A Resistance to Learning From Mistakes


Compared to other corporate entities faced with disaster, however, Holcomb says BP has acted with relative promptness and transparency. He compares BP to Toyota (TM), and the automaker's reluctance to address potentially deadly acceleration issues with its vehicles.

"The irony is that Toyota had this huge, positive reputation," he says. "They had a lot of what we might call brand equity, which they could rely on. When companies have that, they feel they're on top. Anybody who's on top starts to get complacent."

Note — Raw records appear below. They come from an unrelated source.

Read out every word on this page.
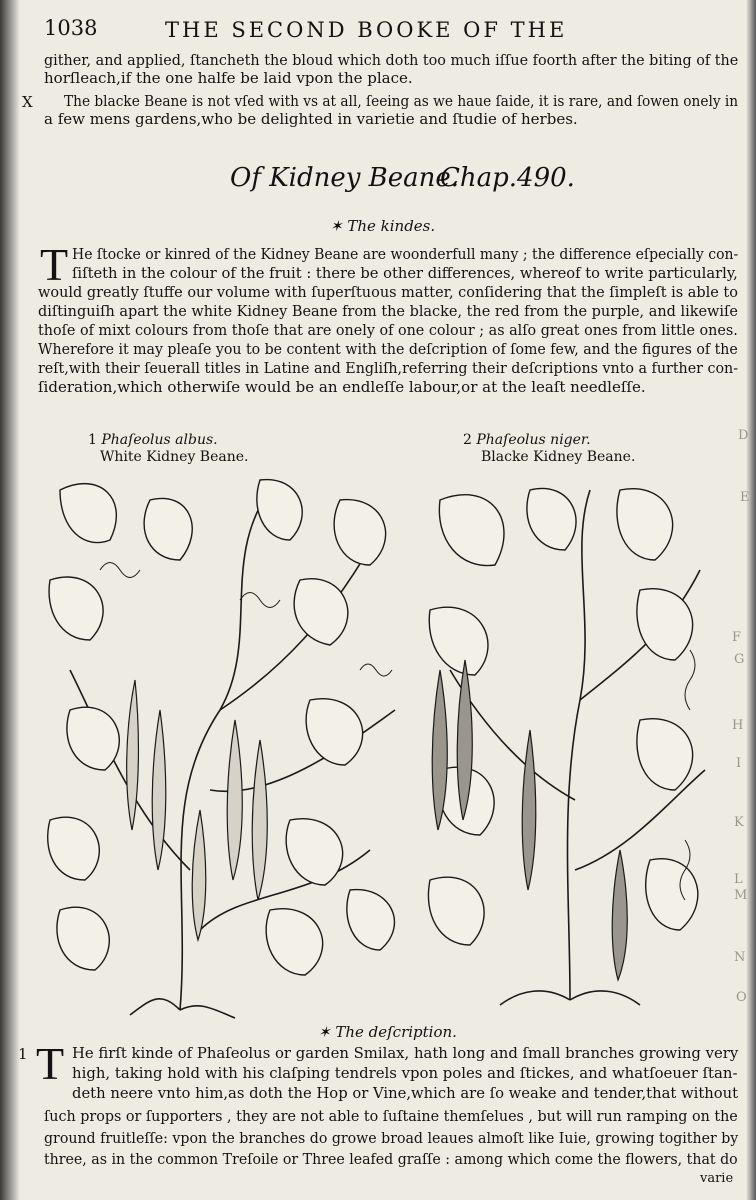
1038	THE SECOND BOOKE OF THE
gither, and applied, ſtancheth the bloud which doth too much iſſue foorth after the biting of the
horſleach,if the one halfe be laid vpon the place.
X The blacke Beane is not vſed with vs at all, ſeeing as we haue ſaide, it is rare, and ſowen onely in
a few mens gardens,who be delighted in varietie and ſtudie of herbes.
Of Kidney Beane.
Chap.490.
✶ The kindes.
T He ſtocke or kinred of the Kidney Beane are woonderfull many ; the difference eſpecially con-
ſiſteth in the colour of the fruit : there be other differences, whereof to write particularly,
would greatly ſtuffe our volume with ſuperſtuous matter, conſidering that the ſimpleſt is able to
diſtinguiſh apart the white Kidney Beane from the blacke, the red from the purple, and likewiſe
thoſe of mixt colours from thoſe that are onely of one colour ; as alſo great ones from little ones.
Wherefore it may pleaſe you to be content with the deſcription of ſome few, and the figures of the
reſt,with their ſeuerall titles in Latine and Engliſh,referring their deſcriptions vnto a further con-
ſideration,which otherwiſe would be an endleſſe labour,or at the leaſt needleſſe.
1 Phaſeolus albus.
White Kidney Beane.
2 Phaſeolus niger.
Blacke Kidney Beane.
D
E
F
G
H
I
K
L
M
N
O
✶ The deſcription.
1 T He firſt kinde of Phaſeolus or garden Smilax, hath long and ſmall branches growing very
high, taking hold with his claſping tendrels vpon poles and ſtickes, and whatſoeuer ſtan-
deth neere vnto him,as doth the Hop or Vine,which are ſo weake and tender,that without
ſuch props or ſupporters , they are not able to ſuſtaine themſelues , but will run ramping on the
ground fruitleſſe: vpon the branches do growe broad leaues almoſt like Iuie, growing togither by
three, as in the common Treſoile or Three leafed graſſe : among which come the flowers, that do
varie
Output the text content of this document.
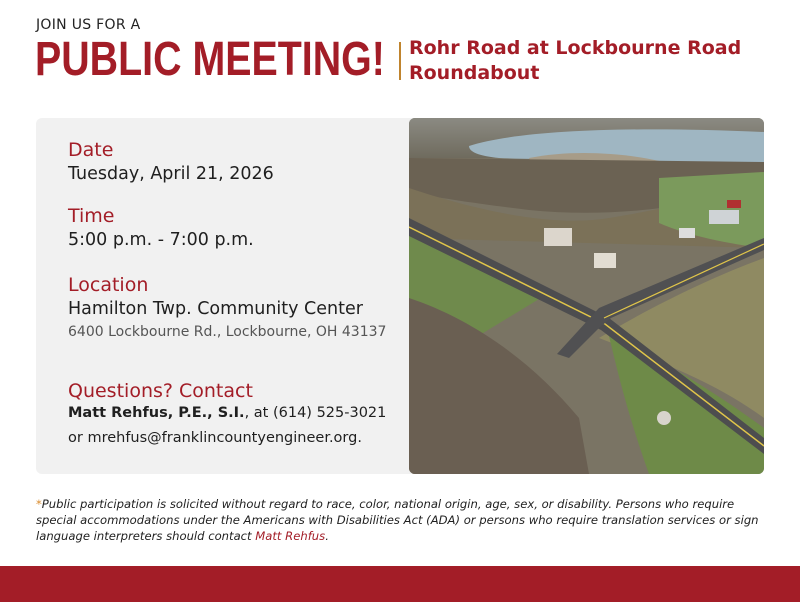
JOIN US FOR A
PUBLIC MEETING! Rohr Road at Lockbourne Road
Roundabout
Date
Tuesday, April 21, 2026
Time
5:00 p.m. - 7:00 p.m.
Location
Hamilton Twp. Community Center
6400 Lockbourne Rd., Lockbourne, OH 43137
Questions? Contact
Matt Rehfus, P.E., S.I., at (614) 525-3021
or mrehfus@franklincountyengineer.org.
*Public participation is solicited without regard to race, color, national origin, age, sex, or disability. Persons who require special accommodations under the Americans with Disabilities Act (ADA) or persons who require translation services or sign language interpreters should contact Matt Rehfus.
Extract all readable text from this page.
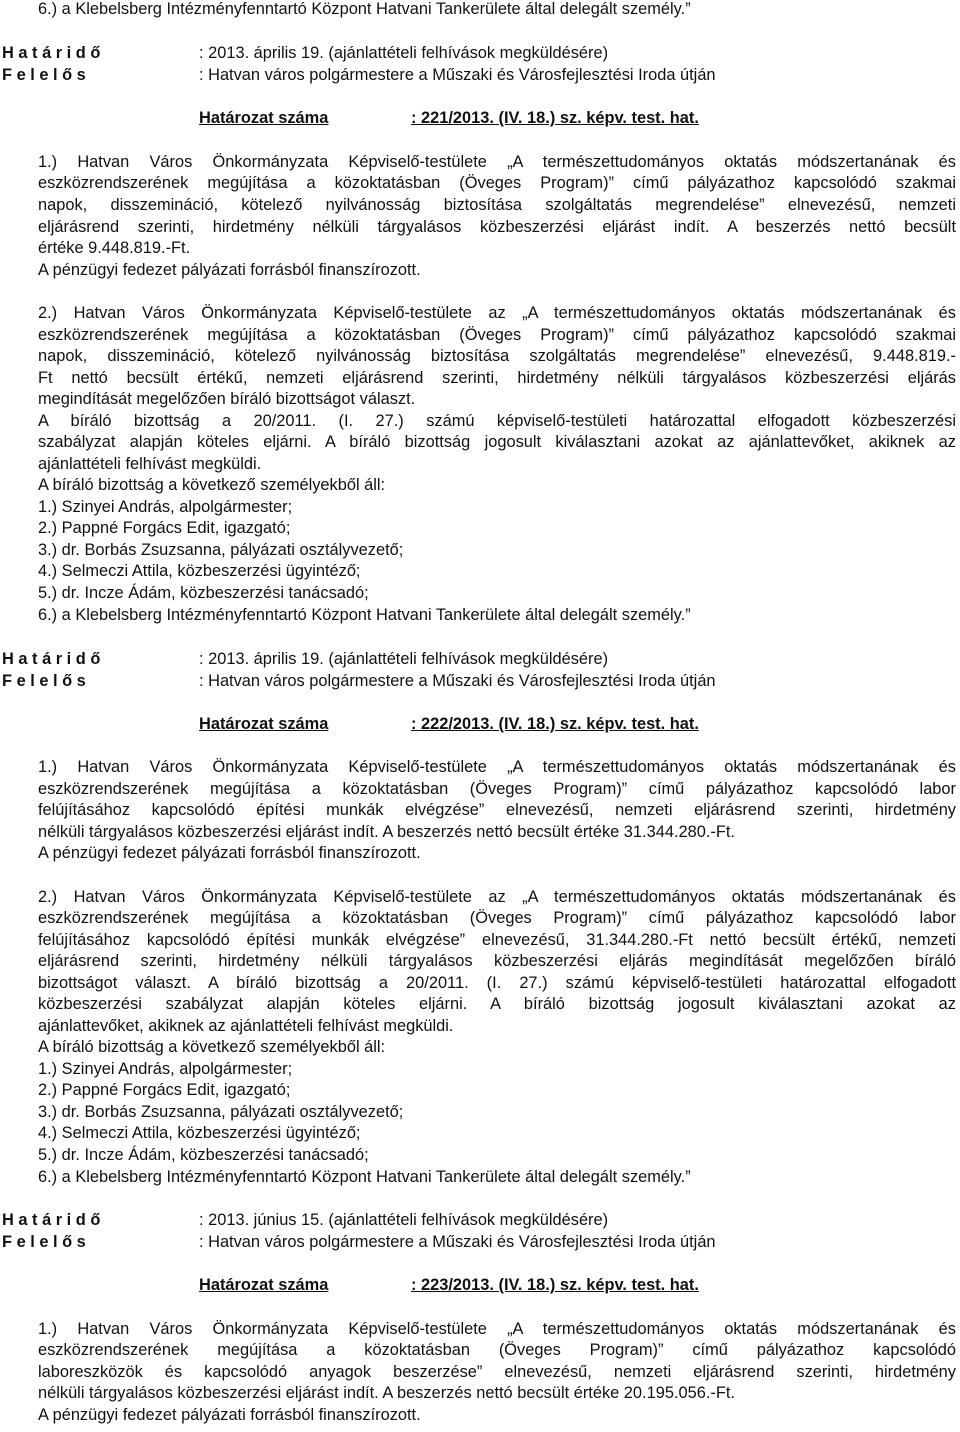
6.) a Klebelsberg Intézményfenntartó Központ Hatvani Tankerülete által delegált személy.”
H a t á r i d ő	: 2013. április 19. (ajánlattételi felhívások megküldésére)
F e l e l ő s	: Hatvan város polgármestere a Műszaki és Városfejlesztési Iroda útján
Határozat száma	: 221/2013. (IV. 18.) sz. képv. test. hat.
1.) Hatvan Város Önkormányzata Képviselő-testülete „A természettudományos oktatás módszertanának és
eszközrendszerének megújítása a közoktatásban (Öveges Program)” című pályázathoz kapcsolódó szakmai
napok, disszemináció, kötelező nyilvánosság biztosítása szolgáltatás megrendelése” elnevezésű, nemzeti
eljárásrend szerinti, hirdetmény nélküli tárgyalásos közbeszerzési eljárást indít. A beszerzés nettó becsült
értéke 9.448.819.-Ft.
A pénzügyi fedezet pályázati forrásból finanszírozott.
2.) Hatvan Város Önkormányzata Képviselő-testülete az „A természettudományos oktatás módszertanának és
eszközrendszerének megújítása a közoktatásban (Öveges Program)” című pályázathoz kapcsolódó szakmai
napok, disszemináció, kötelező nyilvánosság biztosítása szolgáltatás megrendelése” elnevezésű, 9.448.819.-
Ft nettó becsült értékű, nemzeti eljárásrend szerinti, hirdetmény nélküli tárgyalásos közbeszerzési eljárás
megindítását megelőzően bíráló bizottságot választ.
A bíráló bizottság a 20/2011. (I. 27.) számú képviselő-testületi határozattal elfogadott közbeszerzési
szabályzat alapján köteles eljárni. A bíráló bizottság jogosult kiválasztani azokat az ajánlattevőket, akiknek az
ajánlattételi felhívást megküldi.
A bíráló bizottság a következő személyekből áll:
1.) Szinyei András, alpolgármester;
2.) Pappné Forgács Edit, igazgató;
3.) dr. Borbás Zsuzsanna, pályázati osztályvezető;
4.) Selmeczi Attila, közbeszerzési ügyintéző;
5.) dr. Incze Ádám, közbeszerzési tanácsadó;
6.) a Klebelsberg Intézményfenntartó Központ Hatvani Tankerülete által delegált személy.”
H a t á r i d ő	: 2013. április 19. (ajánlattételi felhívások megküldésére)
F e l e l ő s	: Hatvan város polgármestere a Műszaki és Városfejlesztési Iroda útján
Határozat száma	: 222/2013. (IV. 18.) sz. képv. test. hat.
1.) Hatvan Város Önkormányzata Képviselő-testülete „A természettudományos oktatás módszertanának és
eszközrendszerének megújítása a közoktatásban (Öveges Program)” című pályázathoz kapcsolódó labor
felújításához kapcsolódó építési munkák elvégzése” elnevezésű, nemzeti eljárásrend szerinti, hirdetmény
nélküli tárgyalásos közbeszerzési eljárást indít. A beszerzés nettó becsült értéke 31.344.280.-Ft.
A pénzügyi fedezet pályázati forrásból finanszírozott.
2.) Hatvan Város Önkormányzata Képviselő-testülete az „A természettudományos oktatás módszertanának és
eszközrendszerének megújítása a közoktatásban (Öveges Program)” című pályázathoz kapcsolódó labor
felújításához kapcsolódó építési munkák elvégzése” elnevezésű, 31.344.280.-Ft nettó becsült értékű, nemzeti
eljárásrend szerinti, hirdetmény nélküli tárgyalásos közbeszerzési eljárás megindítását megelőzően bíráló
bizottságot választ. A bíráló bizottság a 20/2011. (I. 27.) számú képviselő-testületi határozattal elfogadott
közbeszerzési szabályzat alapján köteles eljárni. A bíráló bizottság jogosult kiválasztani azokat az
ajánlattevőket, akiknek az ajánlattételi felhívást megküldi.
A bíráló bizottság a következő személyekből áll:
1.) Szinyei András, alpolgármester;
2.) Pappné Forgács Edit, igazgató;
3.) dr. Borbás Zsuzsanna, pályázati osztályvezető;
4.) Selmeczi Attila, közbeszerzési ügyintéző;
5.) dr. Incze Ádám, közbeszerzési tanácsadó;
6.) a Klebelsberg Intézményfenntartó Központ Hatvani Tankerülete által delegált személy.”
H a t á r i d ő	: 2013. június 15. (ajánlattételi felhívások megküldésére)
F e l e l ő s	: Hatvan város polgármestere a Műszaki és Városfejlesztési Iroda útján
Határozat száma	: 223/2013. (IV. 18.) sz. képv. test. hat.
1.) Hatvan Város Önkormányzata Képviselő-testülete „A természettudományos oktatás módszertanának és
eszközrendszerének megújítása a közoktatásban (Öveges Program)” című pályázathoz kapcsolódó
laboreszközök és kapcsolódó anyagok beszerzése” elnevezésű, nemzeti eljárásrend szerinti, hirdetmény
nélküli tárgyalásos közbeszerzési eljárást indít. A beszerzés nettó becsült értéke 20.195.056.-Ft.
A pénzügyi fedezet pályázati forrásból finanszírozott.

Holcomb has studied corporate crisis management from the 1980s to the present, and he's noticed a "rather distressing pattern" when it comes to how companies often react to bad situations. Most don't examine the causes of their misfortune, he says, preferring instead to deny their problems and resist complaints. They rarely correct or reverse their initial approach to a crisis, even if that crisis goes on for years. There's also a failure to learn from their own mistakes or the mistakes of others.

Creating Incongruous Coalitions

But this resistant corporate culture is now giving way to laws that stress corporate responsibility. New regulations, says Holcomb, give companies "the incentive to take corrective action and preventive action. . . and I hope that continues."

As the Santa Barbara incident did four decades ago, the BP oil spill is uniting some incongruous groups: conservative Gulf Coast lawmakers, environmentalists and a fishing industry that fears it might disappear if it doesn't get some help. "That's when you have some marvelous things happen, in terms of public policies," says Holcomb, "when you get left/right coalitions getting together."